KAMU İŞLETMELERİ (PUBLIC ENTERPRISES) :
Sermayelerinin tümü veya büyük bir kısmı devlete ait olan kuruluşlardır.Bu kuruluşlar devlete gelir sağlamak,ekonomik kalkınmayı hızlandırmak gibi kar amaçla kuruldukları gibi ; sosyal ve kültürel bakımdan gelişmemiş bölgelerin gelişmesini sağlamak gibi sosyal amaçla da kurulabilirler.

KAMU MALİYESİ (PUBLIC FINANCE) :
Kamu maliyesi, devlet faaliyetlerini iktisadi ve mali yönden ele alan ve bu faaliyetlerin neden olduğu sorunlara çözüm yolu arayan bir bilim dalıdır. Bu bilim dalının başlıca konusunu , kamu gelirleri ve harcamaları oluşturmaktadır.

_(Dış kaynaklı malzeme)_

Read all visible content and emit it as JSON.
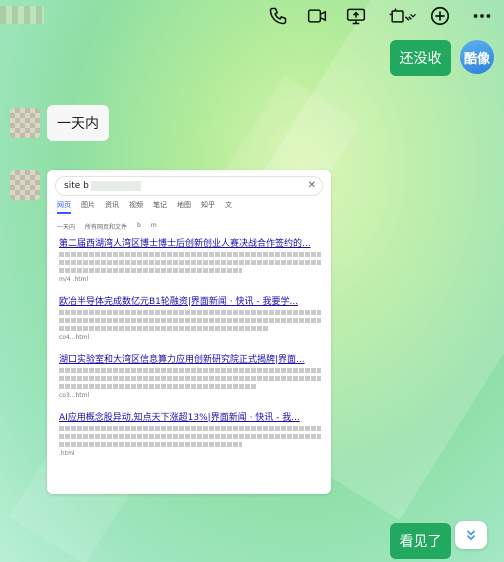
{
  "toolbar": {
    "icons": [
      "phone-icon",
      "video-icon",
      "screen-share-icon",
      "screenshot-icon",
      "add-icon"
    ]
  },
  "messages": {
    "msg1": "还没收",
    "msg2": "一天内",
    "msg3": "看见了"
  },
  "my_avatar_text": "酷像",
  "search_card": {
    "query_prefix": "site b",
    "tabs": [
      "网页",
      "图片",
      "资讯",
      "视频",
      "笔记",
      "地图",
      "知乎",
      "文"
    ],
    "filters": [
      "一天内",
      "所有网页和文件",
      "b",
      "m"
    ],
    "results": [
      {
        "title": "第二届西湖湾人湾区博士博士后创新创业人赛决战合作签约的...",
        "source": "m/4 .html"
      },
      {
        "title": "欧冶半导体完成数亿元B1轮融资|界面新闻 · 快讯 - 我要学...",
        "source": "co4...html"
      },
      {
        "title": "湖口实验室和大湾区信息算力应用创新研究院正式揭牌|界面...",
        "source": "co3...html"
      },
      {
        "title": "AI应用概念股异动,知点天下涨超13%|界面新闻 · 快讯 - 我...",
        "source": ".html"
      }
    ]
  }
}
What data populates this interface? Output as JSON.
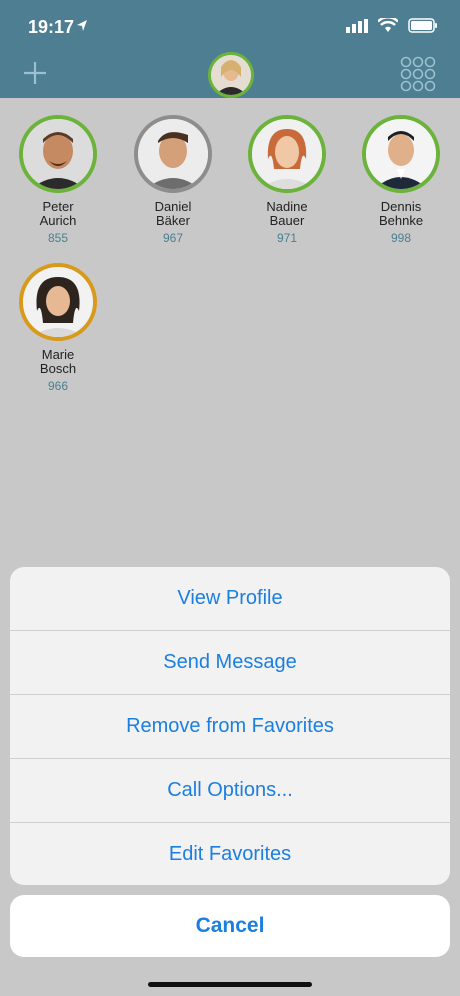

Kamu maliyesi , yapılacak harcamaları ve bunlar için gerekli gelirlerin sağlanmasına yönelik sorunları iktisadi , mali , hukuki yönden ele alarak incelemektedir.

KAMU SEKTÖRÜ (PUBLIC SECTOR) :
Semayesinin tümü veya yarısından çoğu devlete ait olan , dolayısıyla devlet kontrolü altında işlevlerini sürdüren ekonomik birimlerin tümüne verilen addır.Ülkede gerekli olan altyapıyı sağlamak , yatırımlar gerçekleştirmek , gelir dağılımının iyileştirilmesi kamu sektörünün başlıca görevlerindendir.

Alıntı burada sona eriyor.